Bei Shakespeare ist es üblich, dass seine Sonette mit einer gereimten Doppelzeile enden. Dies nennt man in der Fachsprache „Heroic couplet“http://en.wikipedia.org/wiki/Heroic_couplet





      Interpretation und Aufbau des Werkes

      Interpretation

      Romeo und Julia ist als Theaterstück konzipiert, darum muss man beim Lesen und Interpretieren immer diesen Aspekt des Stückes berücksichtigen.

      Romeo selbst ist Gut und Böse in einer Person. Dieses einander gegenüberstellen ist typisch für Shakespeares Weise mit der Polarität des Lebens umzugehen. In Romeo vereint sich der Liebhaber und der Mörder, im Stück stehen sich das Leben und die Liebe und der Tod und der Hass gegenüber. Diese Gegensätze finden sich auch in anderen Charakteren wie beispielsweise in Lorenzo. In diesem ist der Glaube und die Seriosität der Kirche vereint mit Intrigen und Lügen. Er will zwar das Beste, nämlich die Versöhnung der Familien, greift dabei aber zu Unwahrheiten oder zumindest Unehrlichkeiten.
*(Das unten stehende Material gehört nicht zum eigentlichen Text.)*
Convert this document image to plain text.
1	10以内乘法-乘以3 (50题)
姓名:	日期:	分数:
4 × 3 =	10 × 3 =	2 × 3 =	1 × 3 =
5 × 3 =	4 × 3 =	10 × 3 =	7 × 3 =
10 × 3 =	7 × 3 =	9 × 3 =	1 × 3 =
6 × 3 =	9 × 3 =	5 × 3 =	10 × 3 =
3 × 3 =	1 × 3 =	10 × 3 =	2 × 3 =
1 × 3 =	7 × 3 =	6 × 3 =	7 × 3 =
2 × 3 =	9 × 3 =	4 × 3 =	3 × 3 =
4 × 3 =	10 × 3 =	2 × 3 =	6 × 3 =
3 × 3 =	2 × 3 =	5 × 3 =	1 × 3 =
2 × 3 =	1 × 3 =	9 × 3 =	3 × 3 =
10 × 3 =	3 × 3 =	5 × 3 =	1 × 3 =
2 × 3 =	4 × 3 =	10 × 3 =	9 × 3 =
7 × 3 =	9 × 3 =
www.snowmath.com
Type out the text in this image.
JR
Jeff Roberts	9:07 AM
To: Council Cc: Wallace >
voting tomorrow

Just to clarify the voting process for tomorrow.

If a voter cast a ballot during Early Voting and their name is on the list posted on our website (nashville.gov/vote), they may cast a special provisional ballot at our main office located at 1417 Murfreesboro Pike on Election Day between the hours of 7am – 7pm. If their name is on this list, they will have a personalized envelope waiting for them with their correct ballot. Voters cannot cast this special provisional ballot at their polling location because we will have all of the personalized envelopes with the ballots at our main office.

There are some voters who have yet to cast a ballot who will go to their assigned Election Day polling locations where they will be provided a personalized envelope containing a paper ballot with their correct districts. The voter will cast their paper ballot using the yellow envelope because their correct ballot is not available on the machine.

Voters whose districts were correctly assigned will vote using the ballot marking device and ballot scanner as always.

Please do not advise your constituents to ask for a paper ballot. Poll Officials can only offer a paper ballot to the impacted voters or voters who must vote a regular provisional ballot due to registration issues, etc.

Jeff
      Diese Widersprüche und Gegensätze lassen das Stück sehr lebendig werden und lassen die Zuschauer tief in die Seelen der Figuren blicken. Denn schließlich ist in jedem von uns das Gute genau so zu Hause wie das Böse.

      Zu den Widersprüchen gesellt sich dann auch noch das Auf und AB des Lebens. Die Stimmungslage Romeos wandelt sich im Laufe des Stückes von tief traurig ( wegen Rosalinden ), über hoch erfreut ( in Julia verliebt), hin zu verzweifelt ( seine Verbannung ) und zu zerstört ( als er von Julias Tod erfährt ). Die Zuschauer haben also auf allen Eben spannungsgeladene Elemente und Wendungen zu erwarten.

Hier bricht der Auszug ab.